以下是本文Prometheus、ServiceMonitor和被監控Service的關係:
部署被監控的應用
- 新建運行應用的monitored-apps項目。
$ oc new-project monitored-apps
- 在本地創建包含以下內容的example-app.yaml文件
apiVersion: apps/v1
kind: Deployment
metadata:
name: example-app
labels:
app: example-app
spec:
replicas: 3
selector:
matchLabels:
app: example-app
template:
metadata:
labels:
app: example-app
spec:
containers:
- name: example-app
image: fabxc/instrumented_app
ports:
- name: web
containerPort: 8080
---
apiVersion: v1
kind: Service
metadata:
name: example-app
labels:
app: example-app
team: backend
spec:
selector:
app: example-app
ports:
- name: web
port: 8080
- 執行命令創建應用對象(Deployment、Serivce、Route),在Pod運行正常後查看應用的metrics監控指標。
$ oc create -f example-app.yaml
$ oc expose svc/example-app
$ oc get pod
$ curl http://$(oc get route example-app |awk 'NR==2 {print $2}')/metrics
通過Operator安裝並配置Prometheus
- 創建運行Prometheus的項目(圖中項目名爲“monitoring”,在這裏改爲“myprometheus”)。
$ oc new-project myprometheus
- 用集羣管理員訪問OpenShift的Administrator視圖,然後點擊左側Operators的Operatorhub菜單欄,此時確認當前項目是myprometheus。在Operatorhub頁面中找到Prometheus Operator後進入,隨後在右滑界面點擊Install,接受缺省的配置安裝即可。

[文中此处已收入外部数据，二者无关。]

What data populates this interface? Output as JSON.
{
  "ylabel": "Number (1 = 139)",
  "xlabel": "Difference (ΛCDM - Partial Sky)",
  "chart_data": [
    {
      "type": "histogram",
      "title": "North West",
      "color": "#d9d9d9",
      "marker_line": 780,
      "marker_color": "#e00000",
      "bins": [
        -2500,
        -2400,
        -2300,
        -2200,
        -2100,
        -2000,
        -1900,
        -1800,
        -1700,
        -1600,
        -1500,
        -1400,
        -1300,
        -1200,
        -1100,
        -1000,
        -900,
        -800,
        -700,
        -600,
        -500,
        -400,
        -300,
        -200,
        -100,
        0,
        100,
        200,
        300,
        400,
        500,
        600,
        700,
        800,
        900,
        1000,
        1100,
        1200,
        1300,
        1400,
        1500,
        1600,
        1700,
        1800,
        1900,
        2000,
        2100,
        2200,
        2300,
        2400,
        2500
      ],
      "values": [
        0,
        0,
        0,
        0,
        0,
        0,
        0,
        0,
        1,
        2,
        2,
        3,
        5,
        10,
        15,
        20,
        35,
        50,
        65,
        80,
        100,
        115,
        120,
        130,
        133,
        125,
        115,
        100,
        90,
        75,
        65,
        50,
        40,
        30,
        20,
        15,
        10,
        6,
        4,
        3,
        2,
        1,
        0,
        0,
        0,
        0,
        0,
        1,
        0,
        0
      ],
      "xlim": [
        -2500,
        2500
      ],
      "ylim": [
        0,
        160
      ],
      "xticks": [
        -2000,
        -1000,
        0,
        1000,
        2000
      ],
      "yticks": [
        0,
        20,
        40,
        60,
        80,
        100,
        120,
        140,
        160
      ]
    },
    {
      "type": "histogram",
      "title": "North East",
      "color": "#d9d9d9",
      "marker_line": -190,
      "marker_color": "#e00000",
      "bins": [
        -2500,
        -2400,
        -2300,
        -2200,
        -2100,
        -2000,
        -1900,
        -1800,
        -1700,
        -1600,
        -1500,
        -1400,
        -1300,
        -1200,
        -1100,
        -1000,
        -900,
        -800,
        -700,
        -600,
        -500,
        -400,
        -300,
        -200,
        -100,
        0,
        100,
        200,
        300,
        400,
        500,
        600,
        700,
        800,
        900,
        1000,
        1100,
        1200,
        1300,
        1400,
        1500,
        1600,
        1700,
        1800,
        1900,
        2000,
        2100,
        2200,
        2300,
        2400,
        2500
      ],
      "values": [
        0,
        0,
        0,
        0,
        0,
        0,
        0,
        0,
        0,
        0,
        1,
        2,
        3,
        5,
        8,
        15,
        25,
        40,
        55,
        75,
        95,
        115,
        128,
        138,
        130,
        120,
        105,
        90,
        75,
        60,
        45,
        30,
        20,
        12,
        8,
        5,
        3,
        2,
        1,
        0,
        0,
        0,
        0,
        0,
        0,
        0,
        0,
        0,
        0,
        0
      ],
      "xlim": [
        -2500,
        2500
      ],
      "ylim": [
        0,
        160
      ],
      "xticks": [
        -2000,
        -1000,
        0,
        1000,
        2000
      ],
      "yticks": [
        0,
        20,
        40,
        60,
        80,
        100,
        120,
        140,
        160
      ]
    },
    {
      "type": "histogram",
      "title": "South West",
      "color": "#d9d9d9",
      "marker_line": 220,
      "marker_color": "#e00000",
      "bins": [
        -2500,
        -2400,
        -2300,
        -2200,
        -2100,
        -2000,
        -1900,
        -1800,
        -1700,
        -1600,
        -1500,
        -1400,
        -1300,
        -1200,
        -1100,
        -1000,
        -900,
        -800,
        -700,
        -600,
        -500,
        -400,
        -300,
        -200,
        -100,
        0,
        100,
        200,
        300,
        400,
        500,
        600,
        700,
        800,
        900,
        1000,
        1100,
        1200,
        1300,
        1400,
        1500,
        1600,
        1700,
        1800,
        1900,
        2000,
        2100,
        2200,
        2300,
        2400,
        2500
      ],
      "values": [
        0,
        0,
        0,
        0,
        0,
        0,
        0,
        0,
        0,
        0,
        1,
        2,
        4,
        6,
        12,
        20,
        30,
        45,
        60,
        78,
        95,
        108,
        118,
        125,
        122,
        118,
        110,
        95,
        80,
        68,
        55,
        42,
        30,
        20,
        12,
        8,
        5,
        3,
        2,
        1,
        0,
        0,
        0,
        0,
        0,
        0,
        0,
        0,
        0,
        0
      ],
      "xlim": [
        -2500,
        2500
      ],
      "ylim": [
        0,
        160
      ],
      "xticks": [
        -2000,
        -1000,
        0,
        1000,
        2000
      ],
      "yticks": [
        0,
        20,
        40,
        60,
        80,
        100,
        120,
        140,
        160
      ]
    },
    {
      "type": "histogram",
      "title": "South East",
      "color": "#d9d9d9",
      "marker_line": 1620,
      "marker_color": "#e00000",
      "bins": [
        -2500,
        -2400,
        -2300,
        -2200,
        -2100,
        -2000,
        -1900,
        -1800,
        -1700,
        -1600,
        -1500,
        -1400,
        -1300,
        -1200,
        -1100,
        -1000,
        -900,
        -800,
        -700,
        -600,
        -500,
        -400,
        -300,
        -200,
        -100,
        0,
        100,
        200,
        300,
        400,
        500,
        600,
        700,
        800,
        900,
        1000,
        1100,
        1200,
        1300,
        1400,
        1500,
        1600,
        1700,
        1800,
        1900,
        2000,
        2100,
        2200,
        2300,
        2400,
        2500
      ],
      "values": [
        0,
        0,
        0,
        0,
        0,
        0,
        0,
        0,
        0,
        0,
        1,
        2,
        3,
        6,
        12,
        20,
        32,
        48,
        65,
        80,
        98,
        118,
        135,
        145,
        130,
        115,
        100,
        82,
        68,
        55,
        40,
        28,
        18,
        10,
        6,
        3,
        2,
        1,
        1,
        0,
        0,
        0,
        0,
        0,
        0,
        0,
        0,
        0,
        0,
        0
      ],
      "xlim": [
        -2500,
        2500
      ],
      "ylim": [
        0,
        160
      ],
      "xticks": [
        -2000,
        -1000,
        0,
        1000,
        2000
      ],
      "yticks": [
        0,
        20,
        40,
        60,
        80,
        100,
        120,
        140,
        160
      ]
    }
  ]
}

安裝成功後可在Installed Operator中顯示以下界面,進入上圖的Prometheus Operator。
- 在Overview中點擊Prometheus區域的Create Instance鏈接創建Prometheus環境。
- 在Create Prometheus頁面填入以下YAML配置,然後Create。
apiVersion: monitoring.coreos.com/v1
kind: Prometheus
metadata:
name: prometheus-server
labels:
prometheus: k8s
namespace: myprometheus
spec:
replicas: 2
serviceAccountName: prometheus-k8s
securityContext: {}
serviceMonitorSelector:
matchExpressions:
- key: k8s-app
operator: Exists
ruleSelector:
matchLabels:
role: prometheus-rulefiles
prometheus: k8s
alerting:
alertmanagers:
- namespace: myprometheus
name: alertmanager-main
port: web
-
進入名爲prometheus-server的Prometheus配置的Resources頁面查看部署資源和狀態。
-
在Overview中點擊Service Monitor區域的Create Instance鏈接,然後在Create Service Monitor界面填入以下YAML創建Service Monitor對象。
apiVersion: monitoring.coreos.com/v1
kind: ServiceMonitor
metadata:
name: backend-monitor
labels:
k8s-app: backend-monitor
namespace: myprometheus
spec:
namespaceSelector:
any: true
selector:
matchLabels:
team: backend
endpoints:
- interval: 30s
port: web
- 由於Prometheus和被監控應用是運行在2個不用的項目,需要執行以下任意一行即可爲myprometheus項目賦於view權限。其中第一行由於使用了集羣角色,因此沒有指定目標項目;第二行賦予的只是項目級權限,因此指定了monitored-apps項目名。
oc adm policy add-cluster-role-to-user view system:serviceaccount:myprometheus:prometheus-k8s
oc adm policy add-role-to-user view system:serviceaccount:myprometheus:prometheus-k8s -n monitored-apps
- 執行命令,爲Prometheus生成Route。
$ oc expose svc/prometheus-operated -n myprometheus
$ oc get route -n myprometheus
NAME HOST/PORT PATH SERVICES PORT TERMINATION WILDCARD
prometheus-operated prometheus-operated-myprometheus.apps.cluster-beijing-511e.beijing-511e.example.opentlc.com prometheus-operated web None
- 用瀏覽器打開Prometheus的Route的地址。先點擊上方菜單中Status的Targets查看監控目標,由於example-app是運行在3個Pod中,所以監控目標目標爲3行。
- 點擊上方菜單的Graph,然後在Expression中填寫“codelab_api_http_requests_in_progress”,最後點擊Execute。此時可以切換到Graph視圖,界面將顯示所有和指標相關的監控圖形記錄。